You know, I'm falling so far behind in the things that I want to post about that Andrew Sullivan could say that he was right eleven years ago when he said that AIDS is over and I wouldn't even have time to post on it.

Oh wait, that did happen.

In The Stranger's little parade of mostly white, male queers telling the history of gay rights through the years, Mr. 1996 writes about his infamous article for the NY Times, "When Plagues End", where he declared the end of AIDS. He revisits that article by complaining about the "weirdness of the PC mantra" that is responsible for him being "flayed alive."

I suppose that he's now blaming PC for the fact that, in a study last year by the University of Pittsburgh:

In 2001, HIV affected about one in 12 20-year-old MSM in these countries [US, Canada, and Europe]. The projected rate of infection could be one in four by the time they are in their 30s, researchers estimated. By age 60, 58 percent could be infected.
Or maybe PC is responsible for the fact that 988,376 Americans were seropositive in 2005.

Or maybe what really is political correctness's fault is that 29,000,000 people have the virus in sub-Saharan Africa and 40 million do worldwide.

But what's very puzzling is that he says, "I do not miss AIDS." Does it make me a bad person to point out the fact that he is HIV-positive at this point? I'm not stigmatizing people who are seropositive, but it seems rather strange to me that someone would say that they don't miss a disease that they in fact have. Like, of course you don't, it hasn't left.

Sullivan's main point is that since he has the money to afford protease inhibitors developed in 1996 (even though, according to the UN, only .0001% of the global population with AIDS has access to anti-retroviral drugs) that no one in the world is allowed to try to impress upon people that getting the virus is not something that they want to do. I seriously think it would be great if he flew to Kenya or South Africa to make similar pronouncements about the end of AIDS. While we don't have to live in absolute fear of the virus, and we definitely shouldn't live in fear ot the people who have it, if we're going to beat it we have to know where it is and we need to make sure people know why it's important to take basic precautions against it.

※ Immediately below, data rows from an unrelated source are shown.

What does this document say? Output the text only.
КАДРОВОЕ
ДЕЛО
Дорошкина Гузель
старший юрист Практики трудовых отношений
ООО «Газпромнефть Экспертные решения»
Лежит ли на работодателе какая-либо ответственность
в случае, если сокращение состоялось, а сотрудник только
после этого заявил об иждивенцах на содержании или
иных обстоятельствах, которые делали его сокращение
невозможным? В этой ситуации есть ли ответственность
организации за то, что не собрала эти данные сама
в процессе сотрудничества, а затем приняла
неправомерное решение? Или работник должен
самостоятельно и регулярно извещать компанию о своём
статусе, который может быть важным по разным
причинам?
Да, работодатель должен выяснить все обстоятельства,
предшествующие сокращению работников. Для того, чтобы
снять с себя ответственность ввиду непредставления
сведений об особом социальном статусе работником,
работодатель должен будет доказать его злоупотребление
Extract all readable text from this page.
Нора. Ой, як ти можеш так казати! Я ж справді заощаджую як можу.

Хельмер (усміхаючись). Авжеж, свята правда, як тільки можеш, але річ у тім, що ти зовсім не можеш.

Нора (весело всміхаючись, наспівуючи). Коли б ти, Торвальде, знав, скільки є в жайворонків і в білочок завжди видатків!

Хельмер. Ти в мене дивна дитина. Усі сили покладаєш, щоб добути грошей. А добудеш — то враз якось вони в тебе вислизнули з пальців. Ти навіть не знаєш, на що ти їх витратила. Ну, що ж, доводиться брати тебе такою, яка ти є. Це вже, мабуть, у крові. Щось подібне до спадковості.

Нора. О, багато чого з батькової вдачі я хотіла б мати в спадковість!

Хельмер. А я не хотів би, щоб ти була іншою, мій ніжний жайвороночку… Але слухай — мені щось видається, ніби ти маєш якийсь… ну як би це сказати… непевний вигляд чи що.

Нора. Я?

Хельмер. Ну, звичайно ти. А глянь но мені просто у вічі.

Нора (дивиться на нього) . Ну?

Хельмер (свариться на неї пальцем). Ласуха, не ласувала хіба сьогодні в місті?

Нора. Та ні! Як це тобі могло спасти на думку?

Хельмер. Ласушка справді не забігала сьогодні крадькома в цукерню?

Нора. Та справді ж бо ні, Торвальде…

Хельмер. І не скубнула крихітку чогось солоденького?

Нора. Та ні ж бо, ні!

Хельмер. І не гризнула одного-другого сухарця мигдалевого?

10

Gabriel Rotello responded to Sullivan's claims over at the Huffington Post, and Sullivan responded on his blog. His three basic defenses were that:

  1. one can only talk about anti-retroviral drugs or prevention, not both;
  2. anti-retroviral drugs have made the distinction between having HIV and not moot;
  3. and telling people about the disease, how to prevent transmission, and the current infection rate will curtail "freedom".
On general principle, I don't respond to blogs, and I think that just pointing out his main points speaks for itself.

So, the real question is, why? Why does he feel the need to say that AIDS is over when it's so clearly not? Well, my theory is that it's always a lot easier to ignore a problem than to try and solve it as long as it isn't making your own life inconvenient. You see that from every corner, whether it be health care (our Representatives and Senators have great health coverage), racial discrimination (if you're white), or the global warming. In fact, I'd say that's half of what modern conservatism, and 90% of libertarianism/paleo-conservatism, is based on, a willful ignorance of all problems affecting anyone else but the person with those political beliefs. So for all the queers who see "liberation" (as Sullivan puts it) in libertarianism, don't be surprised when people of that political stripe ignore any problems that come from queers that might require, you know, money to solve.

But nothing's going to stop him from making erroneous claims. But I do have to wonder why The Stranger chose to publish Sullivan's essay instead of one from a more responsible source on the development of anti-retroviral drugs. Or maybe they could have published an essay on Romer v. Evans, a lawsuit we won that helped prevent many city, county, and municipal anti-discrimination laws from being overturned by state law. Just a thought.